Sport training programs are usually based on a 7-day microcycle. This is true in Weightlifting and it is probably true in most sports. It’s just part of the natural order of things that the weekly rhythm of life is difficult to escape. As a result, in Weightlifting, the heaviest training days in a build-up to a competition tend to occur once a week, that is 7 days apart.
The question is whether this 7 day cycle is suitable for advanced athletes who train very frequently and endure very considerable workloads. Could it be that the 7-day cycle does not allow for sufficient recovery between heaviest sessions? On the other hand, could it be that an advanced athlete can train ‘heavy’ more frequently than every 7 days?
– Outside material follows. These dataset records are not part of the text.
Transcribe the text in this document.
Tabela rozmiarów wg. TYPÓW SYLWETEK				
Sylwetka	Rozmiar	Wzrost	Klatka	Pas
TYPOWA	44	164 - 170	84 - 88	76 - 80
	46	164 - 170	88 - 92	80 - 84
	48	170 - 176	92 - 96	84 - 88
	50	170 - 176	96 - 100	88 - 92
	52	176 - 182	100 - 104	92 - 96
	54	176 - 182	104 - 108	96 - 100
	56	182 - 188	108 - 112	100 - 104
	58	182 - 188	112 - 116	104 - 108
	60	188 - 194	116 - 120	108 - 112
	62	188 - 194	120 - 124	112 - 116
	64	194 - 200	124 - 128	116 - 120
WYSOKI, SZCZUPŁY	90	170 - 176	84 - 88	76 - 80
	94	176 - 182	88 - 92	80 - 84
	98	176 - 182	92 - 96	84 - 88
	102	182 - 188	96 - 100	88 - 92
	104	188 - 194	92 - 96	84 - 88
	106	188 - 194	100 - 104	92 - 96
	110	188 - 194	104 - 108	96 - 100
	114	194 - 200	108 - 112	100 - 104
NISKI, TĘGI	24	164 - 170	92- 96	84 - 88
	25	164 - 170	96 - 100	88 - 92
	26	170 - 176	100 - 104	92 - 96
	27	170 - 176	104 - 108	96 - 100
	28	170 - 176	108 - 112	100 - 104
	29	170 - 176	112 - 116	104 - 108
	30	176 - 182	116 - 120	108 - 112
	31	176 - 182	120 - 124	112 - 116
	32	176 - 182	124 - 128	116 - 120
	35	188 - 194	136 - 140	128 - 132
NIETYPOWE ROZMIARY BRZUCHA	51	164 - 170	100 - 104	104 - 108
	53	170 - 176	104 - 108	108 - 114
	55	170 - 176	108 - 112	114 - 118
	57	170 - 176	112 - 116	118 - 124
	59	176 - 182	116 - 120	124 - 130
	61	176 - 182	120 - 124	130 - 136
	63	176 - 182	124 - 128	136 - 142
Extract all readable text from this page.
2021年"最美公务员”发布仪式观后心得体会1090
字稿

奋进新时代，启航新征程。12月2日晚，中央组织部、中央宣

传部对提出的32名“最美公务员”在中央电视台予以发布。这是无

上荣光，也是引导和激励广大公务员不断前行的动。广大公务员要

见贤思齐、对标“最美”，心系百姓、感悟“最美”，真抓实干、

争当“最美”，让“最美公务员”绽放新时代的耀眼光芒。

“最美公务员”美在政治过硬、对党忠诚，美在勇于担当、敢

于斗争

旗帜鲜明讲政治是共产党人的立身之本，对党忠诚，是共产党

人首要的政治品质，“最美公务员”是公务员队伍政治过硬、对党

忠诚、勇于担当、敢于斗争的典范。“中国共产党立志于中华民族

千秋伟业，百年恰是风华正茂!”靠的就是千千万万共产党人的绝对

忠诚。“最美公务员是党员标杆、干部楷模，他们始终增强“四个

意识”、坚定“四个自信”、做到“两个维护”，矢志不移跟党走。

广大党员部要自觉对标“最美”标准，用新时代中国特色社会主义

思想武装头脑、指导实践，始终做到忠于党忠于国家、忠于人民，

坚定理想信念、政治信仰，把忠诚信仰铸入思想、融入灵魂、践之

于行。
In truth, no-one really knows the answer to these questions and it is probable that there are many factors that ensure that the optimal microcycle differs from one individual to the next, for example the definition of ‘heavy’, the training workload across the week and the athlete’s personal circumstances are some of the factors.
But here is a different approach to the usual 7-day cycle. This method utilises a 21 day (3 week) cycle consisting of two micro-cycles: 1st micro-cycle – 10 days. 2nd micro-cycle – 11 days. The stars indicate the relative level of intensity.
The above illustration indicates that in the 3 week cycle there are two sessions at 90% and two sessions at 95% (or more). These heaviest sessions are high in intensity and low in volume. It’s really problematic to use percentages as it creates all sorts of expectations and problems with athletes but nevertheless percentages are a necessary evil. These 4 heavy sessions in the 3 week period should not just be seen as pushing for maximum singles on Snatch or Clean & Jerk. Further away from the competition, these heavy days can be used to push for high results on any variation of the Olympic Lifts e.g. snatch from knee, power snatch, power clean & jerk, front squat, back squat, etc. Furthermore, it does not have to be all about singles either. The intention is simply to aim for high intensity using lower reps.
Immediately following heavy sessions are two very light sessions (65%) for recovery and there are a further three light sessions at 70%. All of these light sessions are incredibly important. There are also 3 days off in this scheme of things (6 days per week training) and this also aids in recovery.
There are also 9 training sessions between 75-85% intensity (medium intensity). This is where the bulk of the training occurs for strength, speed and technique and it is in these sessions that the greatest volume occurs in the cycle.
In a 12-13 week build-up to a competition, the 3 week (21 day) cycle outlined above allows the athlete to complete 4 cycles each and each cycle can have a slightly different stimulus. The first 2 cycles can have more emphasis on strength and power lifts, while the last 2 cycles can have more emphasis on full movements and pushing every 10 days for very high performance.